Monday, February 16, 2009
Death By Technology?
Patlabor reflects potential benefit, perils of technology
Sometimes the predictions about the future featured in TV and movies can be comically inaccurate.
But even when inaccurate, they sometimes contain traces of prophetic warning.
Patlabor is the tale of the chaos wrought by a monomaniacal computer programmer with a God complex. Disgusted with the hubris of the Babel project -- a large-scale land reclaimation project in 1999 Tokyo -- master programmer Eeichi Hoba programs an inentional flaw into an operating system for labors, futuristic mecha used for defence and industry in a fictional late 90s Japan.
When wind blowing against buildings produces the proper sound frequency, labors equipped with the faulty Hyper Operating Systems go berserk, unstoppably destroying everything in their path.
Patlabor seems to be yet another comically remiss prediction about the future. The robotics technology necessary to produce labors is now far more developed than in the late 1980s when the film was produced, but remains far out of reach.
Yet Patlabor seems to have predicted another technical blunder that it was believed would devestate global civilization: the infamous Y2K bug that had computer programmers working overtime for the latter portion of the 1990s in order to avert the impending disaster.
The belief was that computer programs with only two digits to record the year would crash at midnight on New Year's Eve as their programs forced them to record the year as 00.
Efforts to update the computers of government, business and the vast majority of home computers with software providing four digits to record the year were successful and it remains unknown whether or not the disaster would have actually taken place.
Patlabor provokes an intriguing question: what kind of devestation could someone with malicious intent inflict if they were able to design key defects into an important piece of technological work.
The potential ticking time bomb of such an act could even provide yet another venue for terrorism. Scientists aligned with or sympathetic to terrorists could accomplish more for a terrorist cause in one calculated act than a hundred 9/11s.
It's a frightening prospect, but it begs the question of what is actually the bigger problem: the potential to design catastrophic flaws within technologies, or developed civilization's clear over reliance on technology?
On a yearly basis, decision making power is taken out of human hands more and more often and bureaucratic decrees are enforced through computer. On a yearly basis, more and more basic tasks are taken out of human hands and performed through a machine.
The argument is that these things are making developed civilization more efficient. But as part of a wider trend, this is making developed civilization more and more vulnerable to such malicious acts.

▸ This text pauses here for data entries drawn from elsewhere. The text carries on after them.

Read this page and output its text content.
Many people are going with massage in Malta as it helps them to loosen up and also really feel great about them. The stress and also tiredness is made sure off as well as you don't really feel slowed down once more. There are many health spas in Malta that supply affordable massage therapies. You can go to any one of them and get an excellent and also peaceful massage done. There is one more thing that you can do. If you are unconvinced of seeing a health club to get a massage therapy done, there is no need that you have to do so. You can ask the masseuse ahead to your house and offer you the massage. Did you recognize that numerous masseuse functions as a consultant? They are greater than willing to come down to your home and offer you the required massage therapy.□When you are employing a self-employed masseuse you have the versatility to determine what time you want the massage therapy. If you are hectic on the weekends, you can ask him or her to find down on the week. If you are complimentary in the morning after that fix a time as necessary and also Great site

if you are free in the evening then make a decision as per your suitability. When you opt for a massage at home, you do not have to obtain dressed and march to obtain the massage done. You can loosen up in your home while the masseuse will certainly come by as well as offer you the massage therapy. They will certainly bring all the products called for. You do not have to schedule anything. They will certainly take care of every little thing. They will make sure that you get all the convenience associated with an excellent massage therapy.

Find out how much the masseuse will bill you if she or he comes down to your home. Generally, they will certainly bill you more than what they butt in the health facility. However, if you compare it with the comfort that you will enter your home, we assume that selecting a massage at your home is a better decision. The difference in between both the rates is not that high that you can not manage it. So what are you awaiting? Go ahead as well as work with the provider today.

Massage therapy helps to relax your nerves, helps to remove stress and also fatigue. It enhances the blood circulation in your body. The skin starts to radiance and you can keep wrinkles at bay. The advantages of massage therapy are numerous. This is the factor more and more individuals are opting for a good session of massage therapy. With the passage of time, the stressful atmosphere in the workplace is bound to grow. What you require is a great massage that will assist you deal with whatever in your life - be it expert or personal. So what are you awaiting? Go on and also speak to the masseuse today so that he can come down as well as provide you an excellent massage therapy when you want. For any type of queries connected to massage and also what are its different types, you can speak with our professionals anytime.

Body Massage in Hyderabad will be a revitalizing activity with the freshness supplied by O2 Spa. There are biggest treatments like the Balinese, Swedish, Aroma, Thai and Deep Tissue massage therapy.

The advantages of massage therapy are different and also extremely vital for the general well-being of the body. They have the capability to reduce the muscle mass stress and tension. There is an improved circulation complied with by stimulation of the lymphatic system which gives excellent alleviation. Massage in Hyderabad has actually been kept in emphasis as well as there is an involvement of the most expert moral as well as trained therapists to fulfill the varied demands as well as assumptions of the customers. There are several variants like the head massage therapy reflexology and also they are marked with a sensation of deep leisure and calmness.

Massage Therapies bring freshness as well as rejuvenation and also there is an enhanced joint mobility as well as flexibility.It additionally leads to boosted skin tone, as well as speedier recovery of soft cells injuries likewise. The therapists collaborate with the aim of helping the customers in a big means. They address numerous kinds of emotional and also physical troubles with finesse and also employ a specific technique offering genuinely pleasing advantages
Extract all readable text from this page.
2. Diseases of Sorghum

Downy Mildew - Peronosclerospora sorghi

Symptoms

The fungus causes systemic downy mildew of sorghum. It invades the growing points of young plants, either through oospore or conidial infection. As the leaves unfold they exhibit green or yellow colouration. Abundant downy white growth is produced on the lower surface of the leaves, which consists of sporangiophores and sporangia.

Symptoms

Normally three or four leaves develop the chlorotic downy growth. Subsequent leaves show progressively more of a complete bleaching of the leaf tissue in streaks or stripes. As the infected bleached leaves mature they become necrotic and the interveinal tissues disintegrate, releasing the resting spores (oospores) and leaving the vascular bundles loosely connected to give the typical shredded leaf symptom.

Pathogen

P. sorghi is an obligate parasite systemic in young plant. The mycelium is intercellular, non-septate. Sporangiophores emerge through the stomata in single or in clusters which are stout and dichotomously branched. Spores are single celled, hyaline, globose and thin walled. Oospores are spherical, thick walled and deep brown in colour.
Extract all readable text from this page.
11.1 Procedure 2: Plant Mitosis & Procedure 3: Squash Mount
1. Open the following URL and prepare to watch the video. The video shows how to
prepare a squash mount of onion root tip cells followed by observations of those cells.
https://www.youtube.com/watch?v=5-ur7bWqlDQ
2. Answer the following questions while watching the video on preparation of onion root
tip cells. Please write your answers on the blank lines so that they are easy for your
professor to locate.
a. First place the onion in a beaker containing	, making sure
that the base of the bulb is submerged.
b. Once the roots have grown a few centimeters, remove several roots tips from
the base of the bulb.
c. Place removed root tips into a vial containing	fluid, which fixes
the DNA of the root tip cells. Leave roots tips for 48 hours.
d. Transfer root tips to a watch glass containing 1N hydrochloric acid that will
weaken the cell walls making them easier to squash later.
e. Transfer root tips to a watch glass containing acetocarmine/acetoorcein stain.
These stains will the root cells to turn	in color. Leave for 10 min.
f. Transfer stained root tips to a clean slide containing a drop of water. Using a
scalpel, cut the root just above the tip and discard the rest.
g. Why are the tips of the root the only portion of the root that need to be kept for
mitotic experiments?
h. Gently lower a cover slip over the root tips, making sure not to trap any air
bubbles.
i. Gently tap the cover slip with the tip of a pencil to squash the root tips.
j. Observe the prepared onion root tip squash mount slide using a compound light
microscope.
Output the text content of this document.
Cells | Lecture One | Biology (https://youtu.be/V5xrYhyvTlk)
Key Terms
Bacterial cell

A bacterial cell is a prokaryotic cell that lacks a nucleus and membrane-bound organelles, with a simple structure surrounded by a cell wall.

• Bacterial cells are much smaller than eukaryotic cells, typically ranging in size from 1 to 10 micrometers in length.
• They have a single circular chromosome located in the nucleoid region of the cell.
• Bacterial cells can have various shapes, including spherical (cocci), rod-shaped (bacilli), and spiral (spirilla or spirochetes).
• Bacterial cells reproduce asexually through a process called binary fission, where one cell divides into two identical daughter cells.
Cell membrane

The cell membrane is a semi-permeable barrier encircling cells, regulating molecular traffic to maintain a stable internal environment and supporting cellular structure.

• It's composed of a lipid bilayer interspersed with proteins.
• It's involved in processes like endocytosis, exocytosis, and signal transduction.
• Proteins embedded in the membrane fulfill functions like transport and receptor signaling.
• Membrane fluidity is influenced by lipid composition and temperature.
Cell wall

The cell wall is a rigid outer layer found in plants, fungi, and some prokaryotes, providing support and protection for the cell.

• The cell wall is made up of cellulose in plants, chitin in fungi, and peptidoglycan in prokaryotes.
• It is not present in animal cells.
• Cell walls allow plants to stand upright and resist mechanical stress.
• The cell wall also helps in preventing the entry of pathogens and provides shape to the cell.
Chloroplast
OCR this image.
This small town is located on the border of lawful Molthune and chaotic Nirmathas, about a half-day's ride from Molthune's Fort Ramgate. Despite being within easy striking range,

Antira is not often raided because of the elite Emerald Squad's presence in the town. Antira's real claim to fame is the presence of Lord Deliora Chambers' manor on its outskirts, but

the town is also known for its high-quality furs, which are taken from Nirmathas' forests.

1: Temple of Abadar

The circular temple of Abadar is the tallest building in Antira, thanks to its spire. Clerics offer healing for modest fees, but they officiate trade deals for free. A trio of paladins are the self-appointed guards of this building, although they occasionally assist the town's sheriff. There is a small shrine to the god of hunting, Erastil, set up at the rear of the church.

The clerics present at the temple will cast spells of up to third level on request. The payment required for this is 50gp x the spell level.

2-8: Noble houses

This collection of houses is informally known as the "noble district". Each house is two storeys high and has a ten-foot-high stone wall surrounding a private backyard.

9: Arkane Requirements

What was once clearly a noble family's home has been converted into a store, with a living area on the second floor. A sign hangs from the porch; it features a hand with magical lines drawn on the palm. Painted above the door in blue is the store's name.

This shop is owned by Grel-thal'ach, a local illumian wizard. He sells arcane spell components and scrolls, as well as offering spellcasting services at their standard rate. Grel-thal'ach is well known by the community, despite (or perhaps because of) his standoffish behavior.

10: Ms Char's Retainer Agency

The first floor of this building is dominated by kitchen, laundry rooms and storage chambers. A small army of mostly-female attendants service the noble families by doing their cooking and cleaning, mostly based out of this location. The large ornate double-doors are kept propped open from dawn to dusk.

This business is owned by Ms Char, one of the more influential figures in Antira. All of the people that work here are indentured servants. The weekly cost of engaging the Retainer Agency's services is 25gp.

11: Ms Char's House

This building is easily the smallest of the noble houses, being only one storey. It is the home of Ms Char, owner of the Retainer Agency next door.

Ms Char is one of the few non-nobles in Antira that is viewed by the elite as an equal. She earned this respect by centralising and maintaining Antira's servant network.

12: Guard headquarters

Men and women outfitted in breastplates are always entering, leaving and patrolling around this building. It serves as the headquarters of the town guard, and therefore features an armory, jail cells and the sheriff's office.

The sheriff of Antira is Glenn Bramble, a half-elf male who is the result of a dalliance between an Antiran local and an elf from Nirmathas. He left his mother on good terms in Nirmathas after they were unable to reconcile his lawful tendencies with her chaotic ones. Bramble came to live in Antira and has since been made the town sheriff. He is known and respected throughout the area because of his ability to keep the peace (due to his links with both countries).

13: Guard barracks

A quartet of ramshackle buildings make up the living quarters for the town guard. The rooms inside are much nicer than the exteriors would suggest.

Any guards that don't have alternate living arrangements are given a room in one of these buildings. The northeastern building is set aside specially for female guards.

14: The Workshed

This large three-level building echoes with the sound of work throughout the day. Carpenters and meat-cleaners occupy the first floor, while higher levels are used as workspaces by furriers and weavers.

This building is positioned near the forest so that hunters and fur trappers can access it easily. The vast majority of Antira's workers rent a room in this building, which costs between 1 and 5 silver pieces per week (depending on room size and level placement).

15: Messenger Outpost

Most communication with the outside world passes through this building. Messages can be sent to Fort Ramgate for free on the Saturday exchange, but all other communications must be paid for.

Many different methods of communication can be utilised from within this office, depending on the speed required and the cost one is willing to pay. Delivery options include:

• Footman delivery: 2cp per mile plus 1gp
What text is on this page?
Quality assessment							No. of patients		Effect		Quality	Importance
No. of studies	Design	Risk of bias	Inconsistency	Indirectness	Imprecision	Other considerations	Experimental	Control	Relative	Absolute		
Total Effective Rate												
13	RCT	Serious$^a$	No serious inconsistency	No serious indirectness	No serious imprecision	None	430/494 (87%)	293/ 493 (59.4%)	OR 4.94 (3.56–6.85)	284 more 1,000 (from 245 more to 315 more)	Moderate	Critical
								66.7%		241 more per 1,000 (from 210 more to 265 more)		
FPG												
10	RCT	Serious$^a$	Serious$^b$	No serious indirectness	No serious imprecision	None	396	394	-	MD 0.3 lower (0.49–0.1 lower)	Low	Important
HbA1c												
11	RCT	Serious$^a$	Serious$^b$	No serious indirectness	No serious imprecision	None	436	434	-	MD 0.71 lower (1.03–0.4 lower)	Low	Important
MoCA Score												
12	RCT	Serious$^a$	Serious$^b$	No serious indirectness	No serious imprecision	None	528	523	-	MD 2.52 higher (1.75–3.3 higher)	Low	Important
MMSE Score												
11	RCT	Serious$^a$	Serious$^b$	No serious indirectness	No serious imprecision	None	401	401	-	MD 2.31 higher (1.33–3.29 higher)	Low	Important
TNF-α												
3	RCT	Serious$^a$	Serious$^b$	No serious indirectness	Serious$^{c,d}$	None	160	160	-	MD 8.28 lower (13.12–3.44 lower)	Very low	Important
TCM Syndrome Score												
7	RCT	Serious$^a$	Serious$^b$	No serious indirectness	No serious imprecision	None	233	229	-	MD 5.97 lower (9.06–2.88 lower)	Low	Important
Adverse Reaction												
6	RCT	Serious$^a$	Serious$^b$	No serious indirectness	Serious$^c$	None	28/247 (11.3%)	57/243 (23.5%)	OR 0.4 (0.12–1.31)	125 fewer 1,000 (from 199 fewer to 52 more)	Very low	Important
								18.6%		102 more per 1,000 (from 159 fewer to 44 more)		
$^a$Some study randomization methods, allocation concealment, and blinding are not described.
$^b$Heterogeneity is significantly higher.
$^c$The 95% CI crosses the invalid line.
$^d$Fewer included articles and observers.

There are, of course, solutions to these problems. Background checks on those involved in high-profile research and development programs have been part of the standard operating procedure of cutting edge R & D projects for years. This isn't likely to change any time soon.
But vigilance as a watchward is nearly always a wise idea.
Considering the stakes global civilization has invested in high technology, such vigilance remains as important as ever.